Digital hasn’t fixed all of the user pains, which is where AI comes into its own. AI tooling is focussed on ‘doing’ verbs which enable us to deliver a service faster or to a better standard e.g. ‘read’, ‘see’, ‘listen’, ‘write’… If you can identify what parts of the user experience is causing pain, we can use AI to solve it.
Back to my point above, given the progress of the last decade, the majority of these pain points live in the ‘assess’ phase (Why does my the process take so long? Have you received all my documents? Are there any problems or blockers? etc) AI can help the human responsible for the assessment stage by seeing, reading, writing and listening but at a higher quality and ultimately, faster.
It’s essential that we have very clear design of our services, and understanding of every eventuality and outcome, so that we can benefit the most from training AI models.
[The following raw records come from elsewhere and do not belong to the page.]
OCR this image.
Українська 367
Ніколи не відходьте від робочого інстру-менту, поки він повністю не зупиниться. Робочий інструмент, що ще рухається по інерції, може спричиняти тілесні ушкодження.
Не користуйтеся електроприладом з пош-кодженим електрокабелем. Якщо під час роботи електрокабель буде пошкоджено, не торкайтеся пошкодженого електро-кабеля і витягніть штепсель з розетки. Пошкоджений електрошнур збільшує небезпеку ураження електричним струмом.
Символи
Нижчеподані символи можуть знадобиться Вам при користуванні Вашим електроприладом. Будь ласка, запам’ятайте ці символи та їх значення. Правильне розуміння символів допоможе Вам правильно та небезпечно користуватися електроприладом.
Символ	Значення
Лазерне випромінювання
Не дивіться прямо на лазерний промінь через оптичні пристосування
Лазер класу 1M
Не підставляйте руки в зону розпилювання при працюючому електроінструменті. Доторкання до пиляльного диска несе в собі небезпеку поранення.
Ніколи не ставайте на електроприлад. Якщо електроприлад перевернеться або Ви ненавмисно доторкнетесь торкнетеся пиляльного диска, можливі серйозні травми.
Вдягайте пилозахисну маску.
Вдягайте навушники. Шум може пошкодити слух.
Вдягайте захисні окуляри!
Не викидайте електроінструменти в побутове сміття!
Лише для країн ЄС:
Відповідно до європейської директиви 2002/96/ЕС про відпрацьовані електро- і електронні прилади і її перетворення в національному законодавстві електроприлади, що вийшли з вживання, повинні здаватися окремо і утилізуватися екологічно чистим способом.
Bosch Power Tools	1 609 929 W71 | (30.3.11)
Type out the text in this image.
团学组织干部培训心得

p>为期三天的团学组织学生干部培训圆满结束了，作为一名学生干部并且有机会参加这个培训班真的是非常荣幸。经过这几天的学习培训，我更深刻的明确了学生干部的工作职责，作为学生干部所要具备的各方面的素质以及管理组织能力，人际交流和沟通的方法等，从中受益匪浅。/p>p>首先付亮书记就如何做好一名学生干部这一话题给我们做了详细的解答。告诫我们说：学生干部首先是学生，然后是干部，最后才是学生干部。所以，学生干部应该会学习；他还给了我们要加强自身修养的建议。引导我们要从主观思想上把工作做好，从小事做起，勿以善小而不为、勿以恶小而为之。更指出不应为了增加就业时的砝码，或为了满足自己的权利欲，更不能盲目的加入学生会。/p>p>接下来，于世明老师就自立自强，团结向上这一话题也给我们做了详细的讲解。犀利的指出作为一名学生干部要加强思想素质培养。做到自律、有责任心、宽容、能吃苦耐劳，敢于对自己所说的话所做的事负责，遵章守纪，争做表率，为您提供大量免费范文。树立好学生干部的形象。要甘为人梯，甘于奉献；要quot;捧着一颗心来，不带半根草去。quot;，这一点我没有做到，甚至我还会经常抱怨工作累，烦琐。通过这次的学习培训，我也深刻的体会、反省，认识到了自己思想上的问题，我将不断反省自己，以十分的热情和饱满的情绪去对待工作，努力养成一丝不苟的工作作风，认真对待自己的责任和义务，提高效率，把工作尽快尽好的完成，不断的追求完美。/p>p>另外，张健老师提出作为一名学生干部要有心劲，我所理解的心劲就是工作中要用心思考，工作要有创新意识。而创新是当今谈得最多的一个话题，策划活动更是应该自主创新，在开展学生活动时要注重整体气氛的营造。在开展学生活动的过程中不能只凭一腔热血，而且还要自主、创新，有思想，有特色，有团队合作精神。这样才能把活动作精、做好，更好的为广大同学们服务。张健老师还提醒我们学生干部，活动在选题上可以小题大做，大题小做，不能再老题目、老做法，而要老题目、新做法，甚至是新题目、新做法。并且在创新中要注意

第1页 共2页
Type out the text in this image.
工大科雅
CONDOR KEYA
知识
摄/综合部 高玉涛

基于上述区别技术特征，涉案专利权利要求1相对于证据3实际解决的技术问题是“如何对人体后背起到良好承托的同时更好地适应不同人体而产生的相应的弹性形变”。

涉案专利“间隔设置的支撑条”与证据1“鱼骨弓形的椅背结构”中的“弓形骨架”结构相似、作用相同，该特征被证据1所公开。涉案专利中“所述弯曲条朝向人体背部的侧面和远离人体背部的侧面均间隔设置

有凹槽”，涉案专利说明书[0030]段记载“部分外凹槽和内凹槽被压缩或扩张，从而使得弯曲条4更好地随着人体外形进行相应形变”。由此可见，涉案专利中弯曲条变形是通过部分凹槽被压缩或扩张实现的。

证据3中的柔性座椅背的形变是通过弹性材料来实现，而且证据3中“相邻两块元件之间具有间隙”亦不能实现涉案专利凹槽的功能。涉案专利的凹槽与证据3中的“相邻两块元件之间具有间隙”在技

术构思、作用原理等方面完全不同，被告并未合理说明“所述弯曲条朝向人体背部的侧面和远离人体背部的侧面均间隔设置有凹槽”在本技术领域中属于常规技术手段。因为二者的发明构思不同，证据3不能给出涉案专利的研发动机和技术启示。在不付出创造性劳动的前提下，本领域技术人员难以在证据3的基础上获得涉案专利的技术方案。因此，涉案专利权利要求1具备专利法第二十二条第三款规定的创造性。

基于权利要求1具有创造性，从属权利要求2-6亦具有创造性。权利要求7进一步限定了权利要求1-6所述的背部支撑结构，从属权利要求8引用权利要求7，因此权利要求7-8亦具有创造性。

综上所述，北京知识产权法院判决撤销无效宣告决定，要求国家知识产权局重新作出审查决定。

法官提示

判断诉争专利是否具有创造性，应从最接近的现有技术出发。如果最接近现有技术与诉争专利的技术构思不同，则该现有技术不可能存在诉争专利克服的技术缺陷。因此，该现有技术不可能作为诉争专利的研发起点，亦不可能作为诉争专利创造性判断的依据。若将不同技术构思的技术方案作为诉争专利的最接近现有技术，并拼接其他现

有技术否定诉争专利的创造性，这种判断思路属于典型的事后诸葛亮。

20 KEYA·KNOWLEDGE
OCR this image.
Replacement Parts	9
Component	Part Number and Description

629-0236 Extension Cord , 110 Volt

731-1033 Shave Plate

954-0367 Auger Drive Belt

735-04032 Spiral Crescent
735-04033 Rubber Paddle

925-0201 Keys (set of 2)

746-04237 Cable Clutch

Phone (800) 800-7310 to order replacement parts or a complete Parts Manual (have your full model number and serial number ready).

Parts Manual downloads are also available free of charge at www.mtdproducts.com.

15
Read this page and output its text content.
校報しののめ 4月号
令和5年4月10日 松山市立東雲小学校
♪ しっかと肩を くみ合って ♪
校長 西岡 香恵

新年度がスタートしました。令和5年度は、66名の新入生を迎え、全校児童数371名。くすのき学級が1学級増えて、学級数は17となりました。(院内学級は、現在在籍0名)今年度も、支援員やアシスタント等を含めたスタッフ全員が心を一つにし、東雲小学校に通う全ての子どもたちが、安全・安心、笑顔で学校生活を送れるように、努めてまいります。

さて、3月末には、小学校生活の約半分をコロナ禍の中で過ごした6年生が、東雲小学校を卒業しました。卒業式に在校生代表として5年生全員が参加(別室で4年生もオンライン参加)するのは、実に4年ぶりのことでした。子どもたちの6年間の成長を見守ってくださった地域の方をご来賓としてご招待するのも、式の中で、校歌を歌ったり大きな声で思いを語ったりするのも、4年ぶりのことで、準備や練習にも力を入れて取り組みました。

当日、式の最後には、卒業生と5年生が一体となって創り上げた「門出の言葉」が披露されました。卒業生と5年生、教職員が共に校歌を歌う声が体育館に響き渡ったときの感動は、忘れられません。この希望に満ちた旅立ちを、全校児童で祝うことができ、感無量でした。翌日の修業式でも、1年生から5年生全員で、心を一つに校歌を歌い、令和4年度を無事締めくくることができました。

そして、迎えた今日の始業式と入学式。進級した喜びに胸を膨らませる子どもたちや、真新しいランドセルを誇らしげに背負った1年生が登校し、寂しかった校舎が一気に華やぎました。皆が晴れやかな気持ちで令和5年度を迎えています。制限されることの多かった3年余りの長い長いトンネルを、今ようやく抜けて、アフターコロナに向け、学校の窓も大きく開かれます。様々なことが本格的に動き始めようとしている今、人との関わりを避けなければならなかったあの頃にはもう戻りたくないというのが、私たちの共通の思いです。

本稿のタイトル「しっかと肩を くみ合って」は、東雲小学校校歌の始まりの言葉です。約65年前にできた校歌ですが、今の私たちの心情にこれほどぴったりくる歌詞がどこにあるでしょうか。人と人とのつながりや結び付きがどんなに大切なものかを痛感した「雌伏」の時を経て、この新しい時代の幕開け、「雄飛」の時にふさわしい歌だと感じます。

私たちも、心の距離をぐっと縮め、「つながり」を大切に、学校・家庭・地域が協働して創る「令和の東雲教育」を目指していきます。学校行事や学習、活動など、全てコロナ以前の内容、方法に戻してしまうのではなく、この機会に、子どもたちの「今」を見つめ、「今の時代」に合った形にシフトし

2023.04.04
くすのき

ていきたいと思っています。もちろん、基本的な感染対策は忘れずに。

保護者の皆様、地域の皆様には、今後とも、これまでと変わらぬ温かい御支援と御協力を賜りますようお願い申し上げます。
Our service examples are the data, the learning, to feed to the AI tool, which is the pupil, we must be clear about our services to be able to do that effectively. I believe the public sector already has a lot of this, it’s merely a case of connecting the dots.
Multi-Disciplinary Teams
Public Sector digital has been running multidisciplinary delivery teams for over a decade now, they have (thankfully) become the norm. Our CTO Stuart Arthur reminded me of an excellent point recently though – data and AI currently appear to be silos sat outside of delivery teams and it’s time to bring them together.
In early digital delivery, Quality Assurance (QA) was a role which often sat outside of core delivery as it was seen as an independent function. 1000+ buggy deployments later, QA became a core role within a team – we need to see the same happen with data and AI.
Data skills within a team helps architect how and what the AI tool needs; understanding the service informs the data pipelines build, which teach the AI and help monitor the quality of the results.
AI skills need to be in the team to identify the opportunities and impact or cost AI tooling bring.
These skills need to be brought into and made integral to the service delivery teams, to bring their perspective to a fully fledged multi-disciplinary team.
Iterative Process
Our CTO, Stuart Arthur also wrote an excellent piece about the future of Agile, so I’m not attempting to retread that, other than to agree that new thinking is needed. What should remain the same though, is the iterative process.
There are a range of ways to describe what is effectively a continuous testing and learning approach. This becomes critical as we move into an AI world.
Nobody is totally sure of the impact AI will have on a service or an organisation, so we must trust, test and discover – these are more than experiments as they need to evolve into a scalable solution.
There needs to be the same structure, governance and empowerment of teams to change a service, learn, change it back if needed or make a change permanent.
Digital pioneered these skills; rapid iteration and changes to learn, AI will accelerate but we mustn’t let fear (or perfection) hold us back from safe and ethical roll out.
We learnt this in digital – releasing something for users, and either improving or rolling back is the key. We must continue to do this, and we must be bold enough to do this in some of our services, safely and ethically.
The UK public sector is arguably in the best position of any sector anywhere in the world to become a leader in AI. We already have most of the understanding and the skills required, the leap is not that big however the rewards certainly are.